I found the following question in a high school chemistry problem book:

According to Molecular Orbital Theory which of the following is true:

(A) In $C_2$ molecule both the bonds are $\pi$ bonds.

(B) In $C_2^{2-}$ ion there is one $\sigma$ and one $\pi$ bond.

Both of these are true. But how can one know this using Molecular Orbital Theory?

P.S.: I don't know anything about Quantum Mechanics as I am a high school student. My textbooks only provide a result-oriented explanation. I would appreciate if the answers keep this in mind.
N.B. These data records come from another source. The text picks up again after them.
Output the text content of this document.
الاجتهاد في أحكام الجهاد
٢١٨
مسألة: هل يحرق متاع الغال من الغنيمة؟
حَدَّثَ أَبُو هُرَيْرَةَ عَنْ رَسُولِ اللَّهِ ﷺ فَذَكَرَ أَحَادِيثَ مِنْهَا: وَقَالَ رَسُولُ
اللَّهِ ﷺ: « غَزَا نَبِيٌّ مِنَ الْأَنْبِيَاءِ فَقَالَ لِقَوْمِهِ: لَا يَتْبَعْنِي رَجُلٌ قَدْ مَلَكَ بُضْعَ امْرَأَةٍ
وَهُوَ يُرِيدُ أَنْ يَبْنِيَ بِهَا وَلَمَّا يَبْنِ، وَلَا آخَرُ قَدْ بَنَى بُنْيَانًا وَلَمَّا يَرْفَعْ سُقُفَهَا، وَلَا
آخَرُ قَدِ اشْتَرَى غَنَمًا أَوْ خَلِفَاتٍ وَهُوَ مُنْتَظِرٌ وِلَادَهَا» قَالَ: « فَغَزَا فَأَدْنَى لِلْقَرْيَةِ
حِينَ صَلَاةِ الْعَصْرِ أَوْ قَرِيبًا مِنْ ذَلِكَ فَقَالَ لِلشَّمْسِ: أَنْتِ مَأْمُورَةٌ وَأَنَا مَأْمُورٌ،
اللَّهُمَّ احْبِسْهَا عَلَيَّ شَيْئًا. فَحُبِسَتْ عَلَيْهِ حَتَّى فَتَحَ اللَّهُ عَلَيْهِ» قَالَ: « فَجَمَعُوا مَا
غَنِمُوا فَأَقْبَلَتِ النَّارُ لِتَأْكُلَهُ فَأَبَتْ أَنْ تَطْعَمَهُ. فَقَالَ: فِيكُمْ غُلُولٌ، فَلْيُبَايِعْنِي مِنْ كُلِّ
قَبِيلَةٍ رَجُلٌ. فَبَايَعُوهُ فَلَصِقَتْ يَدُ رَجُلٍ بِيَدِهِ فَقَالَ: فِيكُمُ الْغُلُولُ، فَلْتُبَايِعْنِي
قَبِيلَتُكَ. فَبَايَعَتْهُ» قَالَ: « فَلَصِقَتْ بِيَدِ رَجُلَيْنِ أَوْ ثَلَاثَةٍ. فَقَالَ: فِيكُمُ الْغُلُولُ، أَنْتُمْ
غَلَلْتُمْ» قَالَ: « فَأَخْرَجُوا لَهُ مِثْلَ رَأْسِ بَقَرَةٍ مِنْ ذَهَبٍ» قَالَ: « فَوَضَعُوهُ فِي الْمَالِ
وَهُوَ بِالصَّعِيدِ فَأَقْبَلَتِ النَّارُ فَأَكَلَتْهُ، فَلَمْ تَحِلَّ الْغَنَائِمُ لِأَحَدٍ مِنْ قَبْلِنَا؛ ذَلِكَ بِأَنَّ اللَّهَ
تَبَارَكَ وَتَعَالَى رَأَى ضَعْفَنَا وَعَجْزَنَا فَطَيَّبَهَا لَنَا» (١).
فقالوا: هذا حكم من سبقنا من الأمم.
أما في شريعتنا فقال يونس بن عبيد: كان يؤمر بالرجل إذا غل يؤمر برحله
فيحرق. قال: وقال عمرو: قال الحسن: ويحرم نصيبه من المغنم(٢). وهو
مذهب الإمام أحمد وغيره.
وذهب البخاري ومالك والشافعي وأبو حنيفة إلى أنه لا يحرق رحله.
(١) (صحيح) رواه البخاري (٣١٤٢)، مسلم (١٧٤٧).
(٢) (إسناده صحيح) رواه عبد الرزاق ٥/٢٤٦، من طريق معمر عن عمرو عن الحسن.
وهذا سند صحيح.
  • $\begingroup$ Is answer (B) one or two $\pi$ bonds? $\endgroup$
    – Blaise
    Apr 10 '19 at 14:12
  • $\begingroup$ @Blaise (A) is two. $C_2$ violates the one $\sigma$, one $\pi$ rule. (B) is one $\sigma$, one $\pi$. $\endgroup$
    – user76377
    Apr 10 '19 at 15:02

I presume you can draw the homonuclear diatomic MO diagram for these two species.

As you probably already know, the s orbitals of the carbons form bonding and antibonding orbitals, both of which are filled. (The net effect of this is the “lone pairs” on each carbon.)

The p orbitals for 2 pi bonds and a sigma bond. Due to s-p mixing, the pi bonds are lower in energy and are filled first, and these 2 bonds (with their 4 electrons) are the 2 bonds we see in C2.

Add another 2 electrons to the system and you realise they fill the sigma bonding orbital, which means that the C2 2- anion has 2 pi bonds and a sigma bond (for a total bond order of 3).

Hope this helped.


According to the same book (Resonance Chemistry for JEE Main and Advanced), bond order of $1$, $2$ and $3$ correspond to single, double and triple bond.

This is a rule of thumb and most common molecules, such as $O_2$, $N_2$, etc., seem to follow it.